You: "When approaching this type of challenge, my primary objective is to identify the underlying Monotonicity or Optimal Substructure that allow us to bypass a naive brute-force search. In my implementation of 'MANG Problem #39: Design Search Autocomplete System (Hard)', I focused on reducing the time complexity by leveraging a HashMap-based lookup. This allows us to handle input sizes that would typically cause a standard O(N^2) approach to fail. Furthermore, I prioritized memory efficiency by using in-place modifications. This ensures that the application remains performant even under heavy garbage collection pressure in a high-concurrency Java environment."

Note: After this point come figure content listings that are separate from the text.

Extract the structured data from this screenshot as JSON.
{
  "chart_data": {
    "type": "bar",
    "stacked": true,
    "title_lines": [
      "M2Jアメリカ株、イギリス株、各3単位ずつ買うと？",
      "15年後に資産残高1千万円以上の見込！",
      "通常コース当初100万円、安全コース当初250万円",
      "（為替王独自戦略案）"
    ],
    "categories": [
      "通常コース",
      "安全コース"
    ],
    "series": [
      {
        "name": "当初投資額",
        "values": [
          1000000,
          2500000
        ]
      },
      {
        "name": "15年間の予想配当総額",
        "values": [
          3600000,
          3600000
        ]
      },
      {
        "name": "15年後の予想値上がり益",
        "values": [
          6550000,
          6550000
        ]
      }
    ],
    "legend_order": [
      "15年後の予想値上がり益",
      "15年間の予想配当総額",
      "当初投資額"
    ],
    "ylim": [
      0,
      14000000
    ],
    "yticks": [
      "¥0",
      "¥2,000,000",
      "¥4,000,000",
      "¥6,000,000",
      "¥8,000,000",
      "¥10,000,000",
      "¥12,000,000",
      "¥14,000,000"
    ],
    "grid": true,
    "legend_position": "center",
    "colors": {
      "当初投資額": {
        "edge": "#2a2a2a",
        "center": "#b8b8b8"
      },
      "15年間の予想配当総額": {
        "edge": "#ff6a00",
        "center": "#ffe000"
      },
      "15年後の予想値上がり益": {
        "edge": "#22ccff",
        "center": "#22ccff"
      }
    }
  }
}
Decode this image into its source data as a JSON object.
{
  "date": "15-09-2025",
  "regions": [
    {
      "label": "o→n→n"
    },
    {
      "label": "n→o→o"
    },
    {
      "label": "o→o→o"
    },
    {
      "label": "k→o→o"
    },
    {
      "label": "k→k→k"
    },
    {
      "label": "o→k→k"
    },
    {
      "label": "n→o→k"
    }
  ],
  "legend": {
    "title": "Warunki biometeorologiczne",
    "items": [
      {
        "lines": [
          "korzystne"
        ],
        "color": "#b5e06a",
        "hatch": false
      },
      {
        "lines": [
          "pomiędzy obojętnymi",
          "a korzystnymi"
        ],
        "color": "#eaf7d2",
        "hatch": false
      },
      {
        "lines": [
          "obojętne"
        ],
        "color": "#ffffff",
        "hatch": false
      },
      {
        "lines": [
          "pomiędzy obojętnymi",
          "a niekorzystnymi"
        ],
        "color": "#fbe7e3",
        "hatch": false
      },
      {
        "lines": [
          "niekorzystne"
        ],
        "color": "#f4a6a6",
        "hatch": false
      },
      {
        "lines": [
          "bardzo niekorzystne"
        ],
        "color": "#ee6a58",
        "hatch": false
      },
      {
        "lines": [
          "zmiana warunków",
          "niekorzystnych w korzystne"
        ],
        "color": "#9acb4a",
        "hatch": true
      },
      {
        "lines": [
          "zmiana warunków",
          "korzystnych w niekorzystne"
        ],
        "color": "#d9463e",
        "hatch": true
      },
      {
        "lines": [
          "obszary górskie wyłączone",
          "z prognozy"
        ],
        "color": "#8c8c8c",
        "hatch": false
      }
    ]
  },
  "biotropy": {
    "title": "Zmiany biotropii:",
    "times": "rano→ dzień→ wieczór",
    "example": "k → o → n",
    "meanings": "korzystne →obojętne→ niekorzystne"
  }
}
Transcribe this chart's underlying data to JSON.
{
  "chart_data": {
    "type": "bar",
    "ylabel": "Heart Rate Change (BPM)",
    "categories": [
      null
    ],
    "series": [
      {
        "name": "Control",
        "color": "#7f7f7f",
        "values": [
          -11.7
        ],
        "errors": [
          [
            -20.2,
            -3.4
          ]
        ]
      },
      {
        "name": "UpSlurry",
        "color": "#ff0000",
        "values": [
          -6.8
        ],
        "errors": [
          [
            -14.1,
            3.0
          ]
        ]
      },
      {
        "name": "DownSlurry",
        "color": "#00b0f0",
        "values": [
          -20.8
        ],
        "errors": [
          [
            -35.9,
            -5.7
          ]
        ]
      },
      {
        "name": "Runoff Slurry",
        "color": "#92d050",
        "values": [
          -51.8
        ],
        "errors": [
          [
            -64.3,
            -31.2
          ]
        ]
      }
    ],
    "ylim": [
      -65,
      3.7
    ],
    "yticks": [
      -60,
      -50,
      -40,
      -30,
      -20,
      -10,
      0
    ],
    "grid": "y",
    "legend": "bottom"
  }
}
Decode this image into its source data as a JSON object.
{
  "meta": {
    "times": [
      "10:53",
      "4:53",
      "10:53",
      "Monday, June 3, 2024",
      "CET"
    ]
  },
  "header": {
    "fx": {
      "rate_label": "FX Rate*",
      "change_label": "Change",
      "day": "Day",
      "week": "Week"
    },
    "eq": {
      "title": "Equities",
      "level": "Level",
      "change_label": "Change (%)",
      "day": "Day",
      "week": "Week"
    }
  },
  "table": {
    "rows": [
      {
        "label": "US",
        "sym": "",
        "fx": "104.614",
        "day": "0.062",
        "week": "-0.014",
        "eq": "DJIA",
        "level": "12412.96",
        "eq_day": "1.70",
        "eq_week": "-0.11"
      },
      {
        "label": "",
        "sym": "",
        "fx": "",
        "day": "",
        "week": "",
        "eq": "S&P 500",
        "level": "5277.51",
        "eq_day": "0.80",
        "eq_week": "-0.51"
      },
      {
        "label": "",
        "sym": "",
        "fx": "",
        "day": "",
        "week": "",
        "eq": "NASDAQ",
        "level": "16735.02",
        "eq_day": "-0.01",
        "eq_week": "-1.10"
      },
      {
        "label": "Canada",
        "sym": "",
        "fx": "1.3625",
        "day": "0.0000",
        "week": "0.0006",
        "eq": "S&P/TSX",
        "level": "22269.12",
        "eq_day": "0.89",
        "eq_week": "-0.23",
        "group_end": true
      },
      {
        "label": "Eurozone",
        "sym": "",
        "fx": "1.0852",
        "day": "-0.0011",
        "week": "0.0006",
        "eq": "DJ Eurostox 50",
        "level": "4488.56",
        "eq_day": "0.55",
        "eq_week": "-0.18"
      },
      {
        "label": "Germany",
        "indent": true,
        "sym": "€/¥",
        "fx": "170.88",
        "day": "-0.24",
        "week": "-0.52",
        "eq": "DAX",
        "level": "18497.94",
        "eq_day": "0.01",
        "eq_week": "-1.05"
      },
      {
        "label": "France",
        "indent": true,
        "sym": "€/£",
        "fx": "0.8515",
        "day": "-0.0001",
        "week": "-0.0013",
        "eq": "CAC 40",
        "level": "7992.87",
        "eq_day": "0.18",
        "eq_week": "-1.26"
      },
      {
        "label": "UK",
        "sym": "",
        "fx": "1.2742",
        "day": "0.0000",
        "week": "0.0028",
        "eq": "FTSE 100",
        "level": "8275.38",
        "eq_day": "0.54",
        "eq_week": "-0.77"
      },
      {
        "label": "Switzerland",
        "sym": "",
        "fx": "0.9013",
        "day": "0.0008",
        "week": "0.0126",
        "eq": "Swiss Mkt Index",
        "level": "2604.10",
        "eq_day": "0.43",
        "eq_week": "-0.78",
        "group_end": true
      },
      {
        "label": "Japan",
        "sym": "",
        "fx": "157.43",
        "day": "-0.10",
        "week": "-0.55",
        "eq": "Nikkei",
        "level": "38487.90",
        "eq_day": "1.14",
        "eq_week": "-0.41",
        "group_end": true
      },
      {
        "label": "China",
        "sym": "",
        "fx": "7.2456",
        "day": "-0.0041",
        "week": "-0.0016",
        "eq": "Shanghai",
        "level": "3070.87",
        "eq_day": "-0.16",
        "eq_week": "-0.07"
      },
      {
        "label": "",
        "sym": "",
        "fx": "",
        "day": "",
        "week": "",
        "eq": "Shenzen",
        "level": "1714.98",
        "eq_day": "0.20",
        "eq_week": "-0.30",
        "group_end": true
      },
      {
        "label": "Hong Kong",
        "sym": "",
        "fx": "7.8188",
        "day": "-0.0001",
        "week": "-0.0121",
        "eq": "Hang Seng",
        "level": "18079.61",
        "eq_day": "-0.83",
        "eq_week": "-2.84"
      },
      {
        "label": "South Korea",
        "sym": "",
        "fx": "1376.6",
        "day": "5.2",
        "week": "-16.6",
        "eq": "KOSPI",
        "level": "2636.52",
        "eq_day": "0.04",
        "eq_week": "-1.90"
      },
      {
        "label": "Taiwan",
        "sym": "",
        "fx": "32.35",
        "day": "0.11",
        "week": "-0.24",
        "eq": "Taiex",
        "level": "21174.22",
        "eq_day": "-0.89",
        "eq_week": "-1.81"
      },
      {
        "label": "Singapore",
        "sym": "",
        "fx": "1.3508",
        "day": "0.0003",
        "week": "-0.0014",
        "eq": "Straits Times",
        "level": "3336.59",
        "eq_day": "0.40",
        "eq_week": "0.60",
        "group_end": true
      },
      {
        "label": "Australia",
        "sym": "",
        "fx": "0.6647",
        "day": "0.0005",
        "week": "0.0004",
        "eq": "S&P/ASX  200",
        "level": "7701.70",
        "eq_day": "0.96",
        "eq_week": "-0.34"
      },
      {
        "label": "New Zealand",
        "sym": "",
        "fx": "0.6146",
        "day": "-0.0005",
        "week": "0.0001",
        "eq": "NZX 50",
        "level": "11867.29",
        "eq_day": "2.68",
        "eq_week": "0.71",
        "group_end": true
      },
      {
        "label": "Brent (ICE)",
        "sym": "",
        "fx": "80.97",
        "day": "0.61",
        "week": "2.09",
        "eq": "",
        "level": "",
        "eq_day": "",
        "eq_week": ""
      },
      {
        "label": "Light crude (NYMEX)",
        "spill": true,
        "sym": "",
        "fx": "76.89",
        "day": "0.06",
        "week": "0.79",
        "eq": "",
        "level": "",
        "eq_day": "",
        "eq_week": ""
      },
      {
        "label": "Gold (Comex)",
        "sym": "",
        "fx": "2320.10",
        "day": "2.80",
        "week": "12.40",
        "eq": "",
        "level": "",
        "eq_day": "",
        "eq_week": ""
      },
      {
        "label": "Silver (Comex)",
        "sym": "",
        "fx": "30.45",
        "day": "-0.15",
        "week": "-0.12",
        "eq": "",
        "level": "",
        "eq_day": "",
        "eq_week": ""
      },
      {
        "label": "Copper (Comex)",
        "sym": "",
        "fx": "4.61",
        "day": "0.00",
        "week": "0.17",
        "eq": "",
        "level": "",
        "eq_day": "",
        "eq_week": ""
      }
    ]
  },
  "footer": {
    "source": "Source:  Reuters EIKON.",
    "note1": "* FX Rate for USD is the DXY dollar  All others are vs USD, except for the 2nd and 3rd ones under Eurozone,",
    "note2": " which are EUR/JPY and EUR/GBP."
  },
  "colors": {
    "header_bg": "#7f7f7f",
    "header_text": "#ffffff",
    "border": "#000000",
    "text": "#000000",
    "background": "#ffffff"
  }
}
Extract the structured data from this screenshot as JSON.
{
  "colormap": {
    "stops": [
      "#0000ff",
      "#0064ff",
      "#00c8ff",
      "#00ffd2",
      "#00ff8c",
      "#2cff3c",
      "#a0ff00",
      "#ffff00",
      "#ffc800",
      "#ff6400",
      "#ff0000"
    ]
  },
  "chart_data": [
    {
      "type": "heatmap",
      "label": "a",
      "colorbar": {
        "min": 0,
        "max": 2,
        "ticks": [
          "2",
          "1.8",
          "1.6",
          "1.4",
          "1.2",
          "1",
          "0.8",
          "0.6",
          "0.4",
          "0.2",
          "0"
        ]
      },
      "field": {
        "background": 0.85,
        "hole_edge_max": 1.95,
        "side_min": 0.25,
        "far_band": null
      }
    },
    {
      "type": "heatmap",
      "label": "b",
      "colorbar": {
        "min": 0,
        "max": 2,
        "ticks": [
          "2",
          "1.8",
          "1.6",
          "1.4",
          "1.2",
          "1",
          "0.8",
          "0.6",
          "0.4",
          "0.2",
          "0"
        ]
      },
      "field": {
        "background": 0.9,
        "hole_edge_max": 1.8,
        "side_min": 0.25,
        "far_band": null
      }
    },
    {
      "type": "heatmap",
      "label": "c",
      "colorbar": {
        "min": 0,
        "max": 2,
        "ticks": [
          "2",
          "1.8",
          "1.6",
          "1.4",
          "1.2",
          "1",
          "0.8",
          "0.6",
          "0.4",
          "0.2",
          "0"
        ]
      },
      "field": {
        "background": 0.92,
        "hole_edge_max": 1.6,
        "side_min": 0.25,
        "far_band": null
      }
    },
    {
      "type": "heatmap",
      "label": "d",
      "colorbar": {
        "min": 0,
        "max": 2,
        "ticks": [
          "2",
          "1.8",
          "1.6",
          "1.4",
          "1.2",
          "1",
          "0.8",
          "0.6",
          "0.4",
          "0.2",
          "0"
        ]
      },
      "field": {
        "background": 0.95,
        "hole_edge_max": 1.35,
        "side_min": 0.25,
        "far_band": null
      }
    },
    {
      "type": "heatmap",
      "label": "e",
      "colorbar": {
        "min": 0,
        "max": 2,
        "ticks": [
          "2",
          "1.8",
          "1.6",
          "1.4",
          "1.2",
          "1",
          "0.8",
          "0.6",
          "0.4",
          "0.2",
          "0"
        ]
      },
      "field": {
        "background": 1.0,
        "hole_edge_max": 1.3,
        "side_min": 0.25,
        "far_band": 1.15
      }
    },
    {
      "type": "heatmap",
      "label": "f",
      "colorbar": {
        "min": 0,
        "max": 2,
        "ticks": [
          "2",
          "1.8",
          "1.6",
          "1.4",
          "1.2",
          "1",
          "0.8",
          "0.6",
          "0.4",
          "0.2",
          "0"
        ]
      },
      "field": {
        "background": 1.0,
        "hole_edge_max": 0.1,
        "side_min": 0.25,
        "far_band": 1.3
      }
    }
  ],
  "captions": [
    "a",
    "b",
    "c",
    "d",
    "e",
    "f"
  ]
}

6. Staff-Level Interview Follow-Ups

Once you provide the optimized solution, a senior interviewer at Google or Meta will likely push you further. Here is how to handle the most common follow-ups:

Follow-up 1: "How does this scale to a Distributed System?"

If the input data is too large to fit on a single machine (e.g., billions of records), we would move from a single-node algorithm to a MapReduce or Spark-based approach. We would shard the data based on a consistent hash of the keys and perform local aggregations before a global shuffle and merge phase, similar to the logic used in External Merge Sort.

Follow-up 2: "What are the Concurrency implications?"

In a multi-threaded Java environment, we must ensure that our state (e.g., the DP table or the frequency map) is thread-safe. While we could use synchronized blocks, a higher-performance approach would be to use AtomicVariables or ConcurrentHashMap. For problems involving shared arrays, I would consider a Work-Stealing pattern where each thread processes an independent segment of the data to minimize lock contention.

7. Performance Nuances (The Java Perspective)

  1. Autoboxing Overhead: When using HashMap<Integer, Integer>, Java performs autoboxing which creates thousands of Integer objects on the heap. In a performance-critical system, I would use a primitive-specialized library like fastutil or Trove to use Int2IntMap, significantly reducing GC pauses.
  2. Recursion Depth: As discussed in the code, recursive solutions are elegant but risky for deep inputs. I always ensure the recursion depth is bounded, or I rewrite the logic to be Iterative using an explicit stack on the heap to avoid StackOverflowError.

Key Takeaways

  • AutocompleteSystem(String[] sentences, int[] times) Initializes the object with the historical data.
  • List<String> input(char c) The user types a character c. If c == '#', the user has finished typing. Otherwise, return the top 3 historical hot sentences that have the same prefix as the part of the sentence already typed.
  • Return the top 3 sentences sorted by frequency (descending), breaking ties by ASCII-code (ascending).